- Born: December 21, 1985 (age 39) Bracebridge, Ontario

Team
- Curling club: Mississaugua G&CC, Mississauga, ON
- Skip: Ian Dickie
- Third: Paul Moffatt
- Second: Ben Shane
- Lead: Kyle Forster

Curling career
- Member Association: Northern Ontario (2007–2009) Ontario (2010–present)
- Top CTRS ranking: 17th (2019–20)

= Ian Dickie =

Canadian curler

Ian Dickie (born December 21, 1985, in Bracebridge, Ontario) is a Canadian curler from Newmarket, Ontario. He currently skips his own team based in the Kitchener area.

==Career==
While attending Laurentian University in Greater Sudbury, Ontario, Dickie played in both the 2007 and 2009 Northern Ontario men's curling championships.

After university, Dickie moved to Newmarket, Ontario. He played second for the Chris Ciasnocha rink for one season (2013–14) before forming his own rink as a skip in 2014. Dickie's first Tour event was the 2013 Stu Sells Oakville Tankard. After forming his own team, Dickie re-joined the World Curling Tour for the 2015–16 season. His team found immediate success by making the final of the 2015 KW Fall Classic to China's Liu Rui and making the semi-final of the 2015 Huron ReproGraphics Oil Heritage Classic.

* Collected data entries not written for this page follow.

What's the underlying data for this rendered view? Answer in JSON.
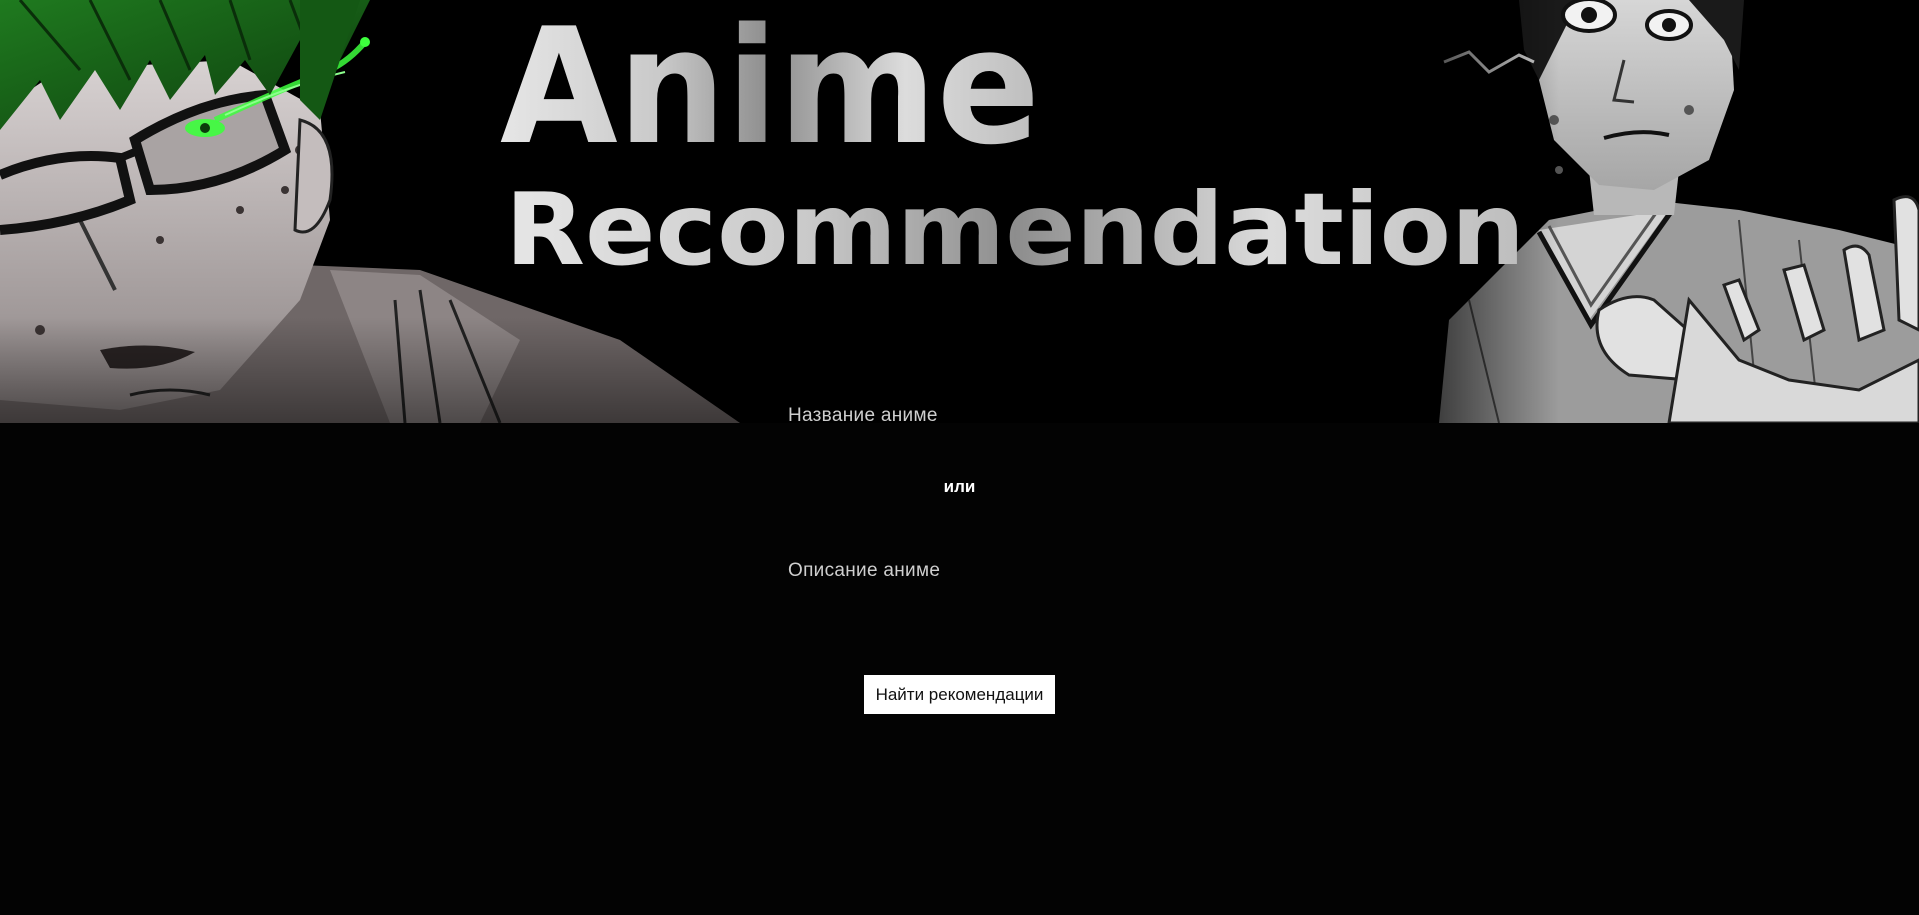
{
  "banner": {
    "title_line1": "Anime",
    "title_line2": "Recommendation"
  },
  "form": {
    "name_placeholder": "Название аниме",
    "separator": "или",
    "description_placeholder": "Описание аниме",
    "submit_label": "Найти рекомендации"
  },
  "colors": {
    "background": "#030303",
    "accent_green": "#2bd02b",
    "button_bg": "#ffffff",
    "label_text": "#cfcfcf"
  }
}
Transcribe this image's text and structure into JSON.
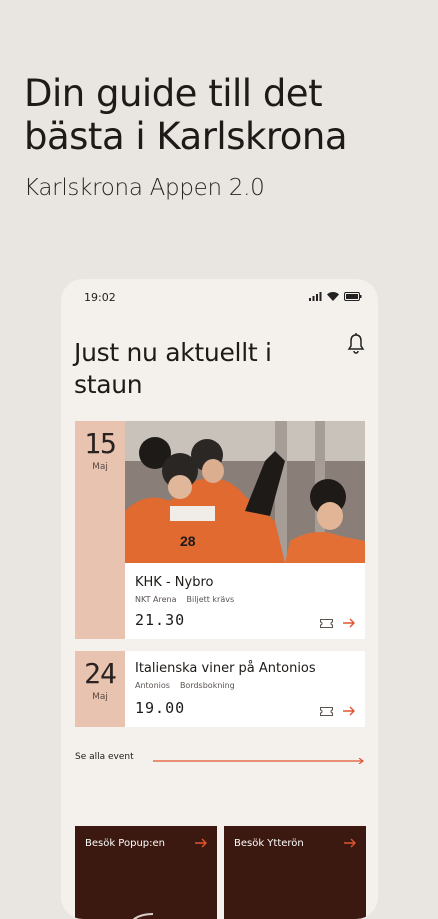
{
  "hero": {
    "title": "Din guide till det bästa i Karlskrona",
    "subtitle": "Karlskrona Appen 2.0"
  },
  "status_bar": {
    "time": "19:02"
  },
  "section": {
    "title": "Just nu aktuellt i staun"
  },
  "events": [
    {
      "day": "15",
      "month": "Maj",
      "name": "KHK - Nybro",
      "venue": "NKT Arena",
      "info": "Biljett krävs",
      "time": "21.30"
    },
    {
      "day": "24",
      "month": "Maj",
      "name": "Italienska viner på Antonios",
      "venue": "Antonios",
      "info": "Bordsbokning",
      "time": "19.00"
    }
  ],
  "see_all": {
    "label": "Se alla event"
  },
  "promos": [
    {
      "label": "Besök Popup:en"
    },
    {
      "label": "Besök Ytterön"
    }
  ],
  "colors": {
    "accent": "#e0552e",
    "date_bg": "#e8c3b0",
    "promo_bg": "#3b1810",
    "page_bg": "#e9e5e1",
    "phone_bg": "#f4f1ec"
  }
}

Dickie made his first Ontario Tankard provincial men's championship in 2016, where he led his rink of Tyler Stewart, Evan Lilly and Robert Currie to a 3–7 round robin record.

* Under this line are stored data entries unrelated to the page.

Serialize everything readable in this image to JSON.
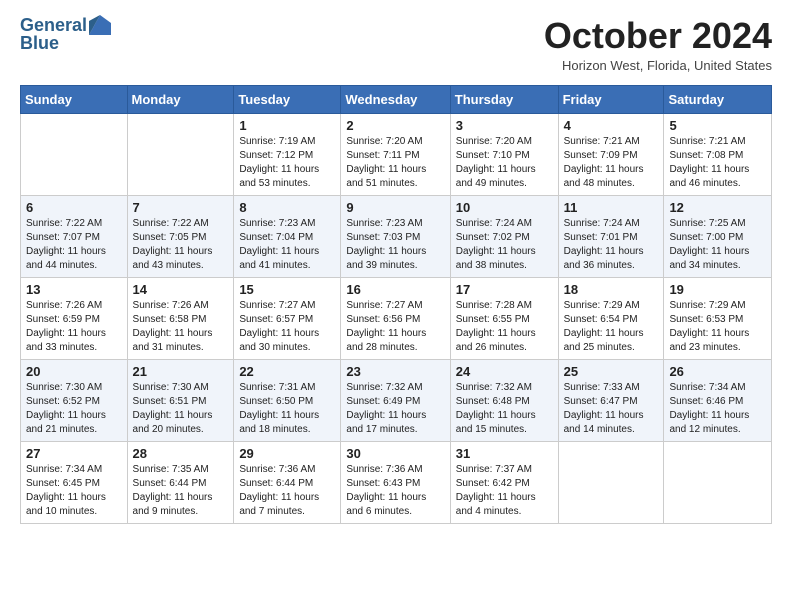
{
  "header": {
    "logo_line1": "General",
    "logo_line2": "Blue",
    "month": "October 2024",
    "location": "Horizon West, Florida, United States"
  },
  "days_of_week": [
    "Sunday",
    "Monday",
    "Tuesday",
    "Wednesday",
    "Thursday",
    "Friday",
    "Saturday"
  ],
  "weeks": [
    [
      {
        "day": "",
        "sunrise": "",
        "sunset": "",
        "daylight": ""
      },
      {
        "day": "",
        "sunrise": "",
        "sunset": "",
        "daylight": ""
      },
      {
        "day": "1",
        "sunrise": "Sunrise: 7:19 AM",
        "sunset": "Sunset: 7:12 PM",
        "daylight": "Daylight: 11 hours and 53 minutes."
      },
      {
        "day": "2",
        "sunrise": "Sunrise: 7:20 AM",
        "sunset": "Sunset: 7:11 PM",
        "daylight": "Daylight: 11 hours and 51 minutes."
      },
      {
        "day": "3",
        "sunrise": "Sunrise: 7:20 AM",
        "sunset": "Sunset: 7:10 PM",
        "daylight": "Daylight: 11 hours and 49 minutes."
      },
      {
        "day": "4",
        "sunrise": "Sunrise: 7:21 AM",
        "sunset": "Sunset: 7:09 PM",
        "daylight": "Daylight: 11 hours and 48 minutes."
      },
      {
        "day": "5",
        "sunrise": "Sunrise: 7:21 AM",
        "sunset": "Sunset: 7:08 PM",
        "daylight": "Daylight: 11 hours and 46 minutes."
      }
    ],
    [
      {
        "day": "6",
        "sunrise": "Sunrise: 7:22 AM",
        "sunset": "Sunset: 7:07 PM",
        "daylight": "Daylight: 11 hours and 44 minutes."
      },
      {
        "day": "7",
        "sunrise": "Sunrise: 7:22 AM",
        "sunset": "Sunset: 7:05 PM",
        "daylight": "Daylight: 11 hours and 43 minutes."
      },
      {
        "day": "8",
        "sunrise": "Sunrise: 7:23 AM",
        "sunset": "Sunset: 7:04 PM",
        "daylight": "Daylight: 11 hours and 41 minutes."
      },
      {
        "day": "9",
        "sunrise": "Sunrise: 7:23 AM",
        "sunset": "Sunset: 7:03 PM",
        "daylight": "Daylight: 11 hours and 39 minutes."
      },
      {
        "day": "10",
        "sunrise": "Sunrise: 7:24 AM",
        "sunset": "Sunset: 7:02 PM",
        "daylight": "Daylight: 11 hours and 38 minutes."
      },
      {
        "day": "11",
        "sunrise": "Sunrise: 7:24 AM",
        "sunset": "Sunset: 7:01 PM",
        "daylight": "Daylight: 11 hours and 36 minutes."
      },
      {
        "day": "12",
        "sunrise": "Sunrise: 7:25 AM",
        "sunset": "Sunset: 7:00 PM",
        "daylight": "Daylight: 11 hours and 34 minutes."
      }
    ],
    [
      {
        "day": "13",
        "sunrise": "Sunrise: 7:26 AM",
        "sunset": "Sunset: 6:59 PM",
        "daylight": "Daylight: 11 hours and 33 minutes."
      },
      {
        "day": "14",
        "sunrise": "Sunrise: 7:26 AM",
        "sunset": "Sunset: 6:58 PM",
        "daylight": "Daylight: 11 hours and 31 minutes."
      },
      {
        "day": "15",
        "sunrise": "Sunrise: 7:27 AM",
        "sunset": "Sunset: 6:57 PM",
        "daylight": "Daylight: 11 hours and 30 minutes."
      },
      {
        "day": "16",
        "sunrise": "Sunrise: 7:27 AM",
        "sunset": "Sunset: 6:56 PM",
        "daylight": "Daylight: 11 hours and 28 minutes."
      },
      {
        "day": "17",
        "sunrise": "Sunrise: 7:28 AM",
        "sunset": "Sunset: 6:55 PM",
        "daylight": "Daylight: 11 hours and 26 minutes."
      },
      {
        "day": "18",
        "sunrise": "Sunrise: 7:29 AM",
        "sunset": "Sunset: 6:54 PM",
        "daylight": "Daylight: 11 hours and 25 minutes."
      },
      {
        "day": "19",
        "sunrise": "Sunrise: 7:29 AM",
        "sunset": "Sunset: 6:53 PM",
        "daylight": "Daylight: 11 hours and 23 minutes."
      }
    ],
    [
      {
        "day": "20",
        "sunrise": "Sunrise: 7:30 AM",
        "sunset": "Sunset: 6:52 PM",
        "daylight": "Daylight: 11 hours and 21 minutes."
      },
      {
        "day": "21",
        "sunrise": "Sunrise: 7:30 AM",
        "sunset": "Sunset: 6:51 PM",
        "daylight": "Daylight: 11 hours and 20 minutes."
      },
      {
        "day": "22",
        "sunrise": "Sunrise: 7:31 AM",
        "sunset": "Sunset: 6:50 PM",
        "daylight": "Daylight: 11 hours and 18 minutes."
      },
      {
        "day": "23",
        "sunrise": "Sunrise: 7:32 AM",
        "sunset": "Sunset: 6:49 PM",
        "daylight": "Daylight: 11 hours and 17 minutes."
      },
      {
        "day": "24",
        "sunrise": "Sunrise: 7:32 AM",
        "sunset": "Sunset: 6:48 PM",
        "daylight": "Daylight: 11 hours and 15 minutes."
      },
      {
        "day": "25",
        "sunrise": "Sunrise: 7:33 AM",
        "sunset": "Sunset: 6:47 PM",
        "daylight": "Daylight: 11 hours and 14 minutes."
      },
      {
        "day": "26",
        "sunrise": "Sunrise: 7:34 AM",
        "sunset": "Sunset: 6:46 PM",
        "daylight": "Daylight: 11 hours and 12 minutes."
      }
    ],
    [
      {
        "day": "27",
        "sunrise": "Sunrise: 7:34 AM",
        "sunset": "Sunset: 6:45 PM",
        "daylight": "Daylight: 11 hours and 10 minutes."
      },
      {
        "day": "28",
        "sunrise": "Sunrise: 7:35 AM",
        "sunset": "Sunset: 6:44 PM",
        "daylight": "Daylight: 11 hours and 9 minutes."
      },
      {
        "day": "29",
        "sunrise": "Sunrise: 7:36 AM",
        "sunset": "Sunset: 6:44 PM",
        "daylight": "Daylight: 11 hours and 7 minutes."
      },
      {
        "day": "30",
        "sunrise": "Sunrise: 7:36 AM",
        "sunset": "Sunset: 6:43 PM",
        "daylight": "Daylight: 11 hours and 6 minutes."
      },
      {
        "day": "31",
        "sunrise": "Sunrise: 7:37 AM",
        "sunset": "Sunset: 6:42 PM",
        "daylight": "Daylight: 11 hours and 4 minutes."
      },
      {
        "day": "",
        "sunrise": "",
        "sunset": "",
        "daylight": ""
      },
      {
        "day": "",
        "sunrise": "",
        "sunset": "",
        "daylight": ""
      }
    ]
  ]
}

Dickie joined the Pat Ferris rink in 2019 as his third. The team played in the 2020 Ontario Tankard, finishing with a 3–5 record. They played in the 2021 Canadian Olympic Curling Pre-Trials, finishing with a 2–4 record. Later in the season they played in the 2022 Ontario Tankard, where they were eliminated in a triple knockout after winning two games.

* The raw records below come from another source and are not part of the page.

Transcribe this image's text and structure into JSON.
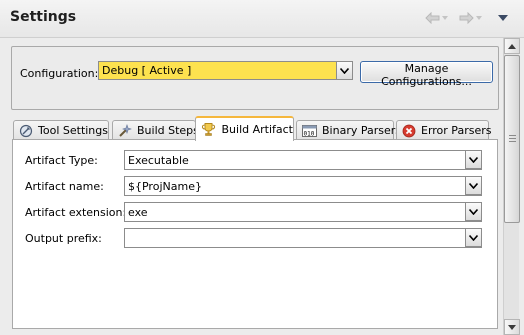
{
  "header": {
    "title": "Settings"
  },
  "config": {
    "label": "Configuration:",
    "selected": "Debug  [ Active ]",
    "manage_label": "Manage Configurations..."
  },
  "tabs": [
    {
      "label": "Tool Settings",
      "icon": "wrench-settings-icon",
      "active": false
    },
    {
      "label": "Build Steps",
      "icon": "build-wand-icon",
      "active": false
    },
    {
      "label": "Build Artifact",
      "icon": "trophy-icon",
      "active": true
    },
    {
      "label": "Binary Parsers",
      "icon": "binary-icon",
      "active": false
    },
    {
      "label": "Error Parsers",
      "icon": "error-icon",
      "active": false
    }
  ],
  "artifact": {
    "type_label": "Artifact Type:",
    "type_value": "Executable",
    "name_label": "Artifact name:",
    "name_value": "${ProjName}",
    "ext_label": "Artifact extension:",
    "ext_value": "exe",
    "prefix_label": "Output prefix:",
    "prefix_value": ""
  },
  "colors": {
    "config_highlight": "#fde24f",
    "active_tab_accent": "#f5b73d",
    "error_red": "#d63b2f"
  }
}
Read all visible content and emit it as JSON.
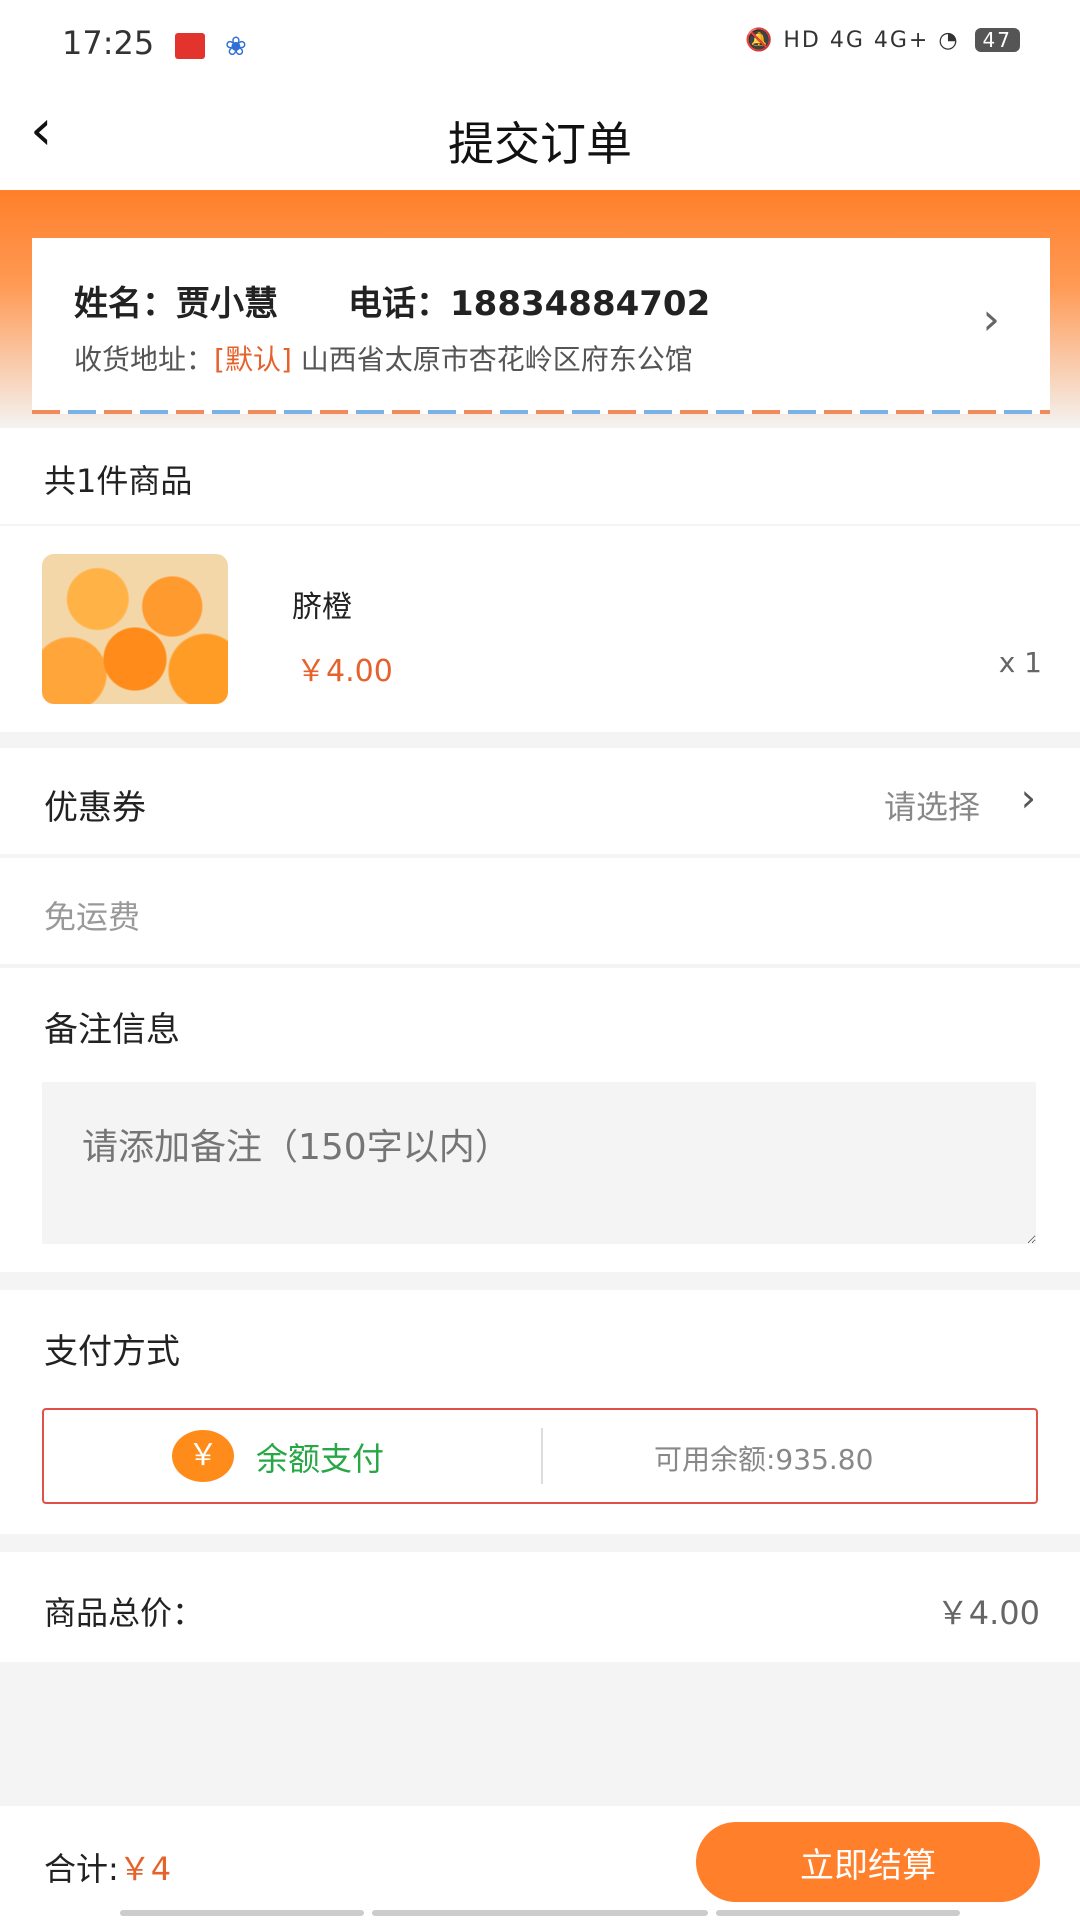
{
  "status_bar": {
    "time": "17:25",
    "network": "HD 4G 4G+",
    "battery": "47"
  },
  "header": {
    "title": "提交订单"
  },
  "address": {
    "name_label": "姓名：",
    "name": "贾小慧",
    "phone_label": "电话：",
    "phone": "18834884702",
    "address_label": "收货地址：",
    "default_tag": "[默认]",
    "address": "山西省太原市杏花岭区府东公馆"
  },
  "items": {
    "count_text": "共1件商品"
  },
  "product": {
    "name": "脐橙",
    "price": "￥4.00",
    "qty": "x 1"
  },
  "coupon": {
    "label": "优惠券",
    "value": "请选择"
  },
  "shipping": {
    "label": "免运费"
  },
  "remark": {
    "label": "备注信息",
    "placeholder": "请添加备注（150字以内）"
  },
  "payment": {
    "label": "支付方式",
    "coin_symbol": "￥",
    "method": "余额支付",
    "balance": "可用余额:935.80"
  },
  "total": {
    "label": "商品总价：",
    "value": "￥4.00"
  },
  "bottom": {
    "sum_label": "合计:",
    "sum_value": "￥4",
    "checkout_label": "立即结算"
  }
}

For the 2022–23 curling season, Dickie joined the Jason Camm rink at third. The team won two tour events, the Capital Curling Fall Open and the Capital Curling Classic. Their success on the tour qualified them for the 2023 Ontario Tankard.

==Personal life==
Dickie is employed as a sales director with GNB Industrial Power. He is married and has three children.